In shifts of the economic landscape, Initial Public Offerings (IPOs) are increasingly losing their allure.
In shifts of the economic landscape, Initial Public Offerings (IPOs) are increasingly losing their allure.
Chime's announcement of filing paperwork for a potential 20225 public offering has sparked discussions: could this be the moment when the IPO dam breaks wide open?
ServiceTitan's successful IPO has ignited curiosity, with everyone asking, "Who's next?"
Klarna and ticketing giant StubHub are among the top contenders. Rumors suggest that Stripe and Revolut might jump into the game too. However, some argue that the 2025 IPO bull market might be overexaggerated. Let me explain why.
Sensational beginnings don't guarantee everlasting fame
A stroll through recent history uncovers the remnants of companies whose shares never reclaimed their IPO heights. Groupon has lost a whopping 99% of its value since debuting with a near-USD 18 billion market cap. At the time, it was the biggest IPO for a US web company since Google. Gaming company Zynga's shares plummeted 70% within a year of its December 2011 IPO, priced at USD 10. Over a decade later, the company's share price remains stubbornly below USD 10.
ServiceTitan's IPO success, or lack thereof, may serve as a barometer for other tech companies considering going public. A downturn in its stock price could chill the fervor, making founders and boards wary of entering rocky public markets. Combined with prevailing economic uncertainties and surging interest rates, many late-stage private companies may decide that staying private is the more prudent move for now. Some still bear the scars of past IPO mistakes more bitterly than the appeal of going public.
Many companies are still struggling with profitability
Be aware of sky-high valuations in the tech sector. Many of these hyped businesses are far from turning a profit. Since private companies have no obligation to adhere to the same accounting standards as public ones, reliable financial data can be elusive.
Fresh off the investment spree in the 2020–2022 boom years, many startups opted for explosive growth instead of effective cash management. As growth has slowed, investors have reconsidered their risk assessments.
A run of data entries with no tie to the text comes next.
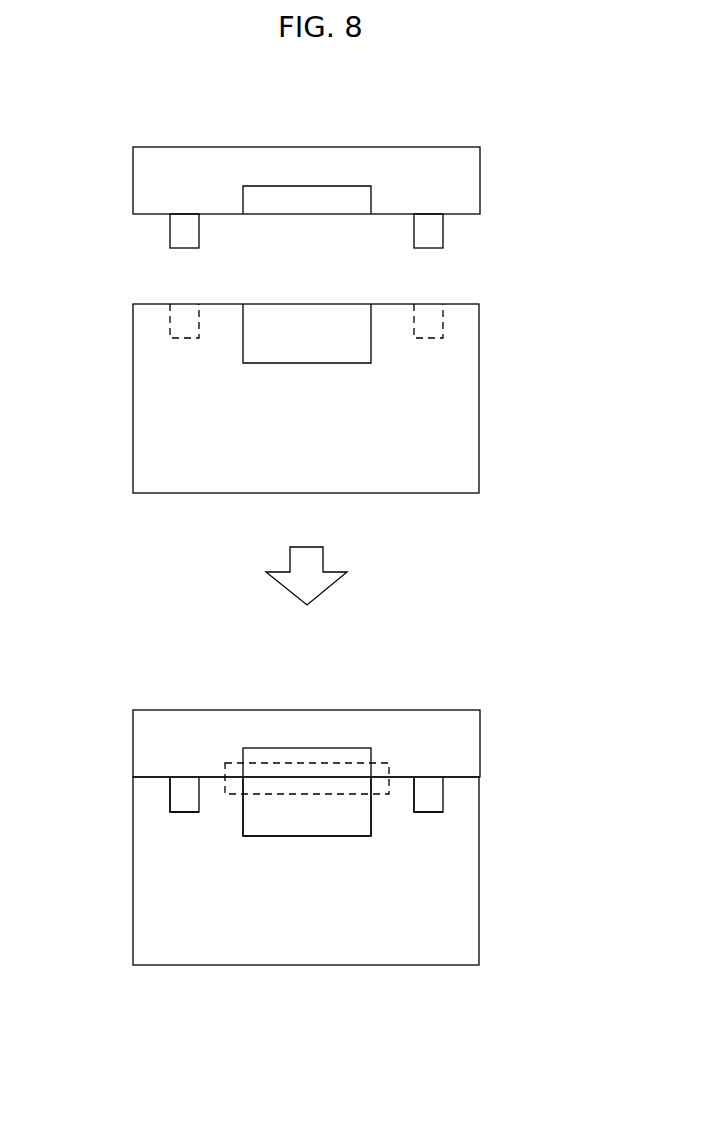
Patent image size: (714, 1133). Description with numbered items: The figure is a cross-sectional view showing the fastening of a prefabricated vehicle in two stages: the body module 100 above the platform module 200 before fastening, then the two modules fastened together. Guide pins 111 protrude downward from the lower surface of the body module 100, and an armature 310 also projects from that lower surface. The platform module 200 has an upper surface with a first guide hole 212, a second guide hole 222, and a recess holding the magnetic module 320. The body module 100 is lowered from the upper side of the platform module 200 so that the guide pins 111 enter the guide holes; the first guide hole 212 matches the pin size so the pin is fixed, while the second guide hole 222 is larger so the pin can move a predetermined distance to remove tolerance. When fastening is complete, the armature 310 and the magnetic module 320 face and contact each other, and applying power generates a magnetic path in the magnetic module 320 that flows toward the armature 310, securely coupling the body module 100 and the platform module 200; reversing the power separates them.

The body module 100 is at (413, 162).
The guide pin 111 is at (435, 232).
The platform module 200 is at (485, 442).
The first guide hole 212 is at (185, 797).
The second guide hole 222 is at (444, 328).
The armature 310 is at (293, 190).
The magnetic module 320 is at (265, 347).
Today's early-stage founders face more rigorous scrutiny regarding financial health and efficient go-to-market strategies.
Amazon took nearly 7 years to post its first profit following its IPO. Balancing short-term growth against long-term profitability is a delicate dance that challenges even the most skilled leaders. As companies strengthen their financial discipline and impose financial controls, it's likely to imply a more gradual entry of firms into the IPO marketplace.
The private markets landscape has undergone a significant transformation
Perhaps the main reason why Chime's upcoming IPO won't trigger a public offering floodgate is that the environment has fundamentally shifted. Public listings are no longer the ultimate destination for entrepreneurs. Several have grown accustomed to thriving in the private markets. Secondary marketplaces like Forge and the rising tide of ESOP technology solutions make it easier and cheaper for private company employees to access liquidity. No longer is a ticker symbol the representation of success.
Journalist Craig Coben emphasized this point in a recent conversation with the Financial Times, “These are significant trends. These are gigantic trends. The growth of the private markets is a gigantic trend that has been in progress for several decades. It was particularly accelerated following the financial crisis. Now, for many companies, they find that they reap better value by selling themselves privately than by listing on the stock exchange.”
Publicly traded companies are subject to tighter regulation and scrutiny than their private counterparts. To keep up, leadership teams must concentrate on managing the whims and expectations of both institutional and retail investors. This shift is certainly not simple. Many times, the teams that lead companies to successful public listings are not adept at handling the complex relationship with equity research analysts. IPOs necessitate changes in human capital and operational strategy alike. CEOs who have guided private companies successfully for the better part of a decade might wonder, why change what's working?
The IPO floodgates aren't just held back by market conditions; they're restrained by a fundamental shift in how companies define success. With ample liquidity options in the private markets and the daunting reality of public scrutiny, many founders and boards are re-evaluating the need for a public listing. Chime's IPO may generate excitement, but it's unlikely to ignite an all-out rebirth. Instead, the journey to 2025 is likely to be characterized by selective, calculated entries—demonstrating that in today's marketplace, timing isn't everything; strategy is.
Fintech companies, watching Chime's potential IPO, are considering their own money-making strategies. For example, Stripe and Revolut might decide to join the public market, given the interest in fintech companies.
Despite the buzz around Chime's potential IPO, some fintech companies are wondering if the 2025 IPO bull market might not be as promising as it seems. Groupon and Zynga's post-IPO struggles serve as reminders that sensational beginnings do not guarantee everlasting fame in the world of public finance.